La tranquillité, gage de survie

Avec le développement des sports de neige et de la randonnée à ski ou à raquettes, la montagne est toujours plus fréquentée. Or, déranger un animal dont l’organisme est ralenti pour réduire au minimum ses besoins en nourriture ou plongé dans une phase d’hibernation peut avoir des conséquences dramatiques: cela le force à utiliser de précieuses ressources pour faire remonter sa température corporelle, voire pour fuir.
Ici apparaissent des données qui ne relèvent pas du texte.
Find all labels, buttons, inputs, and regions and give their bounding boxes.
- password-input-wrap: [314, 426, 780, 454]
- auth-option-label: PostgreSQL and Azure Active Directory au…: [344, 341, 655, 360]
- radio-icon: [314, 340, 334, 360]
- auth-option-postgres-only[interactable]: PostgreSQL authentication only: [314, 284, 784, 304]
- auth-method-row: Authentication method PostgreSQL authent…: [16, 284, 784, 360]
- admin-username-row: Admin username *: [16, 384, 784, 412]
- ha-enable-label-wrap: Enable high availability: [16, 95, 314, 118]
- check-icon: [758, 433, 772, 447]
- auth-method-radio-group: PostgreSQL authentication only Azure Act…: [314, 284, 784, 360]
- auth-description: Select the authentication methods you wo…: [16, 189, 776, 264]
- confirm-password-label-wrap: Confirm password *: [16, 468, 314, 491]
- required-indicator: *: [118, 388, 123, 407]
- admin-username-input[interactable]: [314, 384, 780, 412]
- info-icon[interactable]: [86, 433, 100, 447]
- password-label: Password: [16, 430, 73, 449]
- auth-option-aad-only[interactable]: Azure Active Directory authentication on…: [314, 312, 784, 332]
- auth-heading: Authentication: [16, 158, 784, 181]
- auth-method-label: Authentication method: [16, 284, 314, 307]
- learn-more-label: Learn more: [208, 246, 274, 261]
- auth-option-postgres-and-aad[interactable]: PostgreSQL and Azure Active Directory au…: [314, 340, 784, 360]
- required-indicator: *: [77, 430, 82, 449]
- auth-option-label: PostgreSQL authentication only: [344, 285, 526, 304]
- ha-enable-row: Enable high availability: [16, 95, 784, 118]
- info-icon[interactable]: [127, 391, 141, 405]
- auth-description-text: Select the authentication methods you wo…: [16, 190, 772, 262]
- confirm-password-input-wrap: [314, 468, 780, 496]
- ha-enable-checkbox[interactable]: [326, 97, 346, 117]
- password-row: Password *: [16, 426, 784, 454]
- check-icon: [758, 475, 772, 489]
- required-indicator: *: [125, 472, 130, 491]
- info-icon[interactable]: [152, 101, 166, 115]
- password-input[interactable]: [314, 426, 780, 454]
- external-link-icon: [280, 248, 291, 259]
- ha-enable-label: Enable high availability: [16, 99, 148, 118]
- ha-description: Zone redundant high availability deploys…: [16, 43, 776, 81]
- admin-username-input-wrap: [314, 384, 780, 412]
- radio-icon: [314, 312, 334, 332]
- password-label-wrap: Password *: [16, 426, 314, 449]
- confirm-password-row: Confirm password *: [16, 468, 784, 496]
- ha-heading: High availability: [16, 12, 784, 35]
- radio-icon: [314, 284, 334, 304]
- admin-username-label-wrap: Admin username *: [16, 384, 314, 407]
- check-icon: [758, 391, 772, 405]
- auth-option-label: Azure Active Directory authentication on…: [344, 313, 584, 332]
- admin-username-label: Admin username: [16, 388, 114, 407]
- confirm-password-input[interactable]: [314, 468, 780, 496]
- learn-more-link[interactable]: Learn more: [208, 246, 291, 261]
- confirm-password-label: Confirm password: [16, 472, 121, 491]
C’est pour offrir à la faune sauvage des secteurs de repli préservés de tout passage que la Confédération a mis en place les zones de tranquillité. Aujourd’hui, il y en a plus de mille d’un bout à l’autre du pays, signalées par un balisage spécial. L’Office fédéral de l’environnement et l’Institut de recherche sur la forêt, la neige et le paysage (WSL) mènent des opérations de sensibilisation auprès du grand public, en collaboration avec les services cantonaux. Quant aux contrevenants, ils sont amendables.